Son Dakika: Stêrk ve Medya Haber: Baskın korsanvari ve komplodur, susturamayacaklar!

Flückiger: Öcalan üzerindeki tecrit özgürlükle sonuçlandırılmalı

İsviçre BastA Partisi Genel Başkanı Martin Flückiger, Kürt Halk Önderi Abdullah Öcalan üzerindeki tecridin bir önce kaldırılması gerektiğini ifade etti.

İsviçre BastA Partisi Genel Başkanı Martin Flückiger, Kürt Halk Önderi Abdullah Öcalan üzerindeki tecridin bir önce kaldırılması gerektiğini ifade ederek, Türkiye’nin “Demokratik Çözüm Süreci”ni devam ettirmesi ve görüşmelerin eşit koşullarda yürütülebilmesi için Öcalan’ın serbest bırakılması gerektiği çağrısında bulundu.

İsviçre Basels Starke Alternative (BastA) Partisi Genel Başkanı Martin Fluckiger, Kürt Halk Önderi Abdullah Öcalan’ın başlattığı Demokratik Çözüm Sürecinin geldiği aşamayı, Rojava Modeli’nin Ortadoğu halkları acısından ne anlam ifade ettiğini, Türkiye’nin Rojava ve Suriye’ye yönelik planladığı sınır dışı operasyonu ve Öcalan’a uygulanan tecrit politikasının ne anlama geldiği başta olmak üzere birçok konuyu ANF’ye değerlendirdi.

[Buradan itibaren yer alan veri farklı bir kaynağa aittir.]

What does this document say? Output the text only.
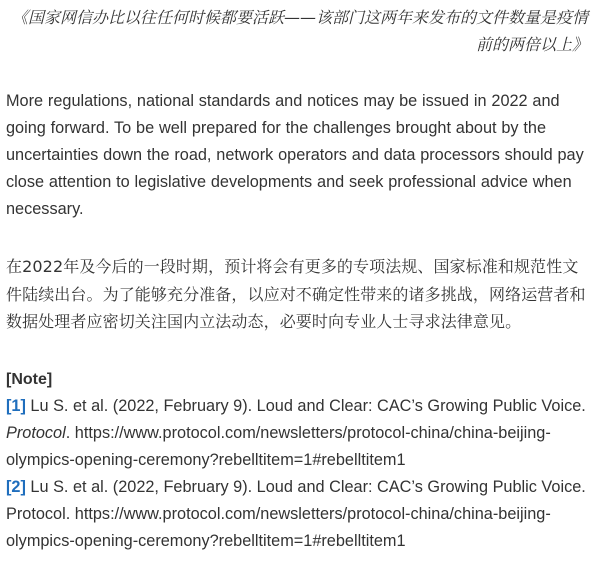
《国家网信办比以往任何时候都要活跃——该部门这两年来发布的文件数量是疫情前的两倍以上》

More regulations, national standards and notices may be issued in 2022 and going forward. To be well prepared for the challenges brought about by the uncertainties down the road, network operators and data processors should pay close attention to legislative developments and seek professional advice when necessary.

在2022年及今后的一段时期，预计将会有更多的专项法规、国家标准和规范性文件陆续出台。为了能够充分准备，以应对不确定性带来的诸多挑战，网络运营者和数据处理者应密切关注国内立法动态，必要时向专业人士寻求法律意见。

[Note]

[1] Lu S. et al. (2022, February 9). Loud and Clear: CAC’s Growing Public Voice. Protocol. https://www.protocol.com/newsletters/protocol-china/china-beijing-olympics-opening-ceremony?rebelltitem=1#rebelltitem1

[2] Lu S. et al. (2022, February 9). Loud and Clear: CAC’s Growing Public Voice. Protocol. https://www.protocol.com/newsletters/protocol-china/china-beijing-olympics-opening-ceremony?rebelltitem=1#rebelltitem1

TÜRKİYE ÇÖZÜM SÜRECİNİ BİR GÖREV OLARAK ELE ALMALI

Gelinen aşamada çözüm sürecinin AKP hükümeti tarafından tıkatıldığını belirten Fluckiger, Türkiye’nin çözüm sürecini ilerletmeyi büyük bir görev olarak ele alması gerektiğini vurguladı. 7 Haziran seçimlerinin de HDP’nin elde ettiği başarının ardından Erdoğan’ın hayalini kurduğu başkanlık sisteminin sekteye uğraması ile birlikte AKP’e çokta kararlı olmadığı çözüm sürecinden vazgeçti diyen Fluckiger, belli bir yol alınmış olan sürecin iktidar hırsına kurban edilmemesi gerektiğini vurguladı.

BÜYÜK BİR PRESTİJ KAZANMIŞ KÜRT HARAKETİ İLE MASAYA OTURMAK KORKU YARATIYOR

Erdoğan ve AKP hükümeti, son dönemlerde dünyada büyük prestij kazanan PKK ve Türkiye siyasetinde daha güçlü bir konuma gelen HDP ile bir çözüm süreci yürütmekten korkuyor diyen Fluckiger şunları ekledi: “Erdoğan ve hükümeti, kendi politikaları gereği çözüm sürecinde her zaman karşısında güçsüz bir Kürt hareketinin olmasını istedi. Güçsüz olan bir hareketle süreci yürütmek onlar için kolay olacaktı. Bu amaçla PKK’yi hep gücüz konumda tutmak için içte ve dışta belli politikalar ortaya koydu. Ama gelinen aşamada ortaya konulan bütün politikalara rağmen karşısında dünya genelinde büyük bir prestij kazanmış PKK ve Türkiye siyasetinde daha da güçlenmiş HDP gerçekliği ortaya çıktı. Bu kadar güç kazanmış bir Kürt hareketi ile masaya oturmak ve çözüm sürecini ilerletmek onları korkutuyor”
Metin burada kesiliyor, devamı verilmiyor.